My experience is exactly the opposite: that the abstract formula should be displayed as soon as possible, then justified, then exercised. My philosophy on this has been developed by the idea that I want the formula in the student's visual field for as much time as possible, in the hopes that it will sink in mentally. Note that this is sympatico with the requirement in many locations that the teacher clearly state the goal of the lesson at the start of a meeting. Plus: The cycle of theorem-proof is simply traditional mathematical presentation and writing style (for exactly this reason, I think), and students should get to experience and expect that style of presentation as a "real" math class.
Personally, I always get weirded out when I see instructors doing the opposite. They seem to take most of the presentation time doing these warm-up exercises, and wind up squeezing the ultimate goal in the last few minutes of class (and not actually exercising the formula itself).
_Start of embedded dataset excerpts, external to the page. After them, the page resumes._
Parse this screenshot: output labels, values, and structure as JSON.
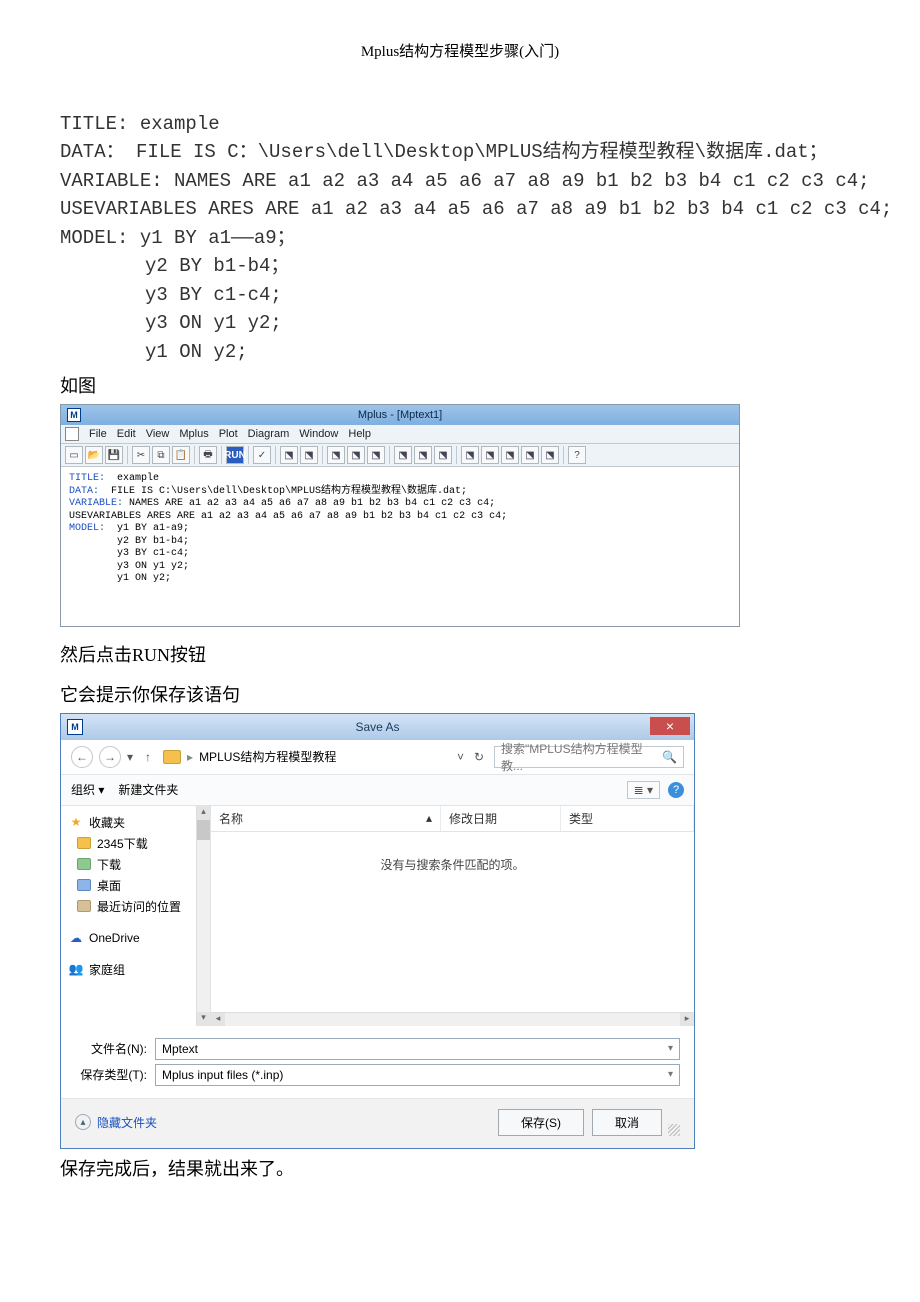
{
  "page_title": "Mplus结构方程模型步骤(入门)",
  "code": {
    "l1": "TITLE: example",
    "l2": "DATA： FILE IS C：\\Users\\dell\\Desktop\\MPLUS结构方程模型教程\\数据库.dat；",
    "l3": "VARIABLE: NAMES ARE a1 a2 a3 a4 a5 a6 a7 a8 a9 b1 b2 b3 b4 c1 c2 c3 c4;",
    "l4": "USEVARIABLES ARES ARE a1 a2 a3 a4 a5 a6 a7 a8 a9 b1 b2 b3 b4 c1 c2 c3 c4;",
    "l5": "MODEL: y1 BY a1——a9；",
    "i1": "y2 BY b1-b4；",
    "i2": "y3 BY c1-c4;",
    "i3": "y3 ON y1 y2;",
    "i4": "y1 ON y2;"
  },
  "caption_rutu": "如图",
  "mplus": {
    "logo": "M",
    "title": "Mplus - [Mptext1]",
    "menu": [
      "File",
      "Edit",
      "View",
      "Mplus",
      "Plot",
      "Diagram",
      "Window",
      "Help"
    ],
    "run_label": "RUN",
    "help_label": "?",
    "editor": {
      "kw_title": "TITLE:",
      "v_title": "  example",
      "kw_data": "DATA:",
      "v_data": "  FILE IS C:\\Users\\dell\\Desktop\\MPLUS结构方程模型教程\\数据库.dat;",
      "kw_var": "VARIABLE:",
      "v_var": " NAMES ARE a1 a2 a3 a4 a5 a6 a7 a8 a9 b1 b2 b3 b4 c1 c2 c3 c4;",
      "v_usevar": "USEVARIABLES ARES ARE a1 a2 a3 a4 a5 a6 a7 a8 a9 b1 b2 b3 b4 c1 c2 c3 c4;",
      "kw_model": "MODEL:",
      "v_model": "  y1 BY a1-a9;",
      "m1": "        y2 BY b1-b4;",
      "m2": "        y3 BY c1-c4;",
      "m3": "        y3 ON y1 y2;",
      "m4": "        y1 ON y2;"
    }
  },
  "caption_run": "然后点击RUN按钮",
  "caption_save": "它会提示你保存该语句",
  "saveas": {
    "logo": "M",
    "title": "Save As",
    "close": "×",
    "nav": {
      "back": "←",
      "fwd": "→",
      "dd": "▾",
      "up": "↑",
      "sep": "▸",
      "path": "MPLUS结构方程模型教程",
      "path_dd": "˅",
      "refresh": "↻",
      "search_placeholder": "搜索\"MPLUS结构方程模型教...",
      "search_icon": "🔍"
    },
    "toolbar": {
      "organize": "组织 ▾",
      "newfolder": "新建文件夹",
      "view": "≣ ▾",
      "help": "?"
    },
    "sidebar": {
      "fav": "收藏夹",
      "i2345": "2345下载",
      "dl": "下载",
      "desk": "桌面",
      "recent": "最近访问的位置",
      "onedrive": "OneDrive",
      "homegroup": "家庭组"
    },
    "columns": {
      "name": "名称",
      "date": "修改日期",
      "type": "类型",
      "sort": "▴"
    },
    "empty": "没有与搜索条件匹配的项。",
    "filename_label": "文件名(N):",
    "filename_value": "Mptext",
    "filetype_label": "保存类型(T):",
    "filetype_value": "Mplus input files (*.inp)",
    "hide_folders": "隐藏文件夹",
    "save_btn": "保存(S)",
    "cancel_btn": "取消"
  },
  "caption_done": "保存完成后，结果就出来了。"
}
As both a teacher and a student myself, I feel that we all get confused about what the "point" of the lesson is, what the real take-away skill is, and how it will be assessed in the future.
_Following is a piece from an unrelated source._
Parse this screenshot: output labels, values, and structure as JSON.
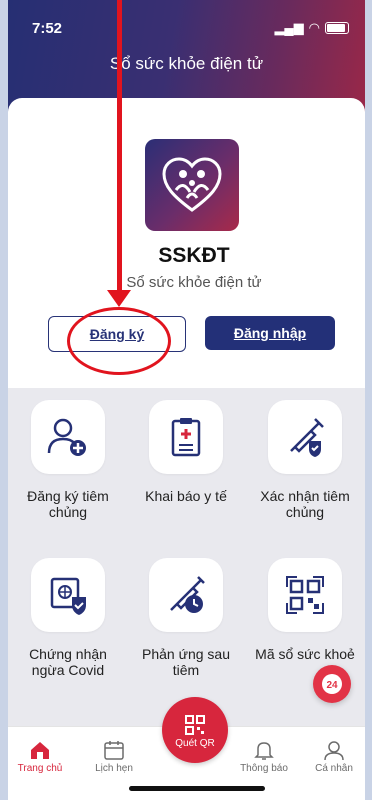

I understand that many of us wish that we could lead all of our courses and students in "discovery" style lessons where they take personal ownership for all the new material. But as teachers this is simply infeasible granted the limited time in class; and particularly so from my perspective in the college classroom (even if much of my career is spent remediating topics from middle school).
(I was reading material by Hung-Hsi Wu recently and he does this always-concrete-warm-up cycle, and while his material is otherwise excellent, I find this distracting and it forces me to flip back-and-forth a lot to uncover the "real" proofs.)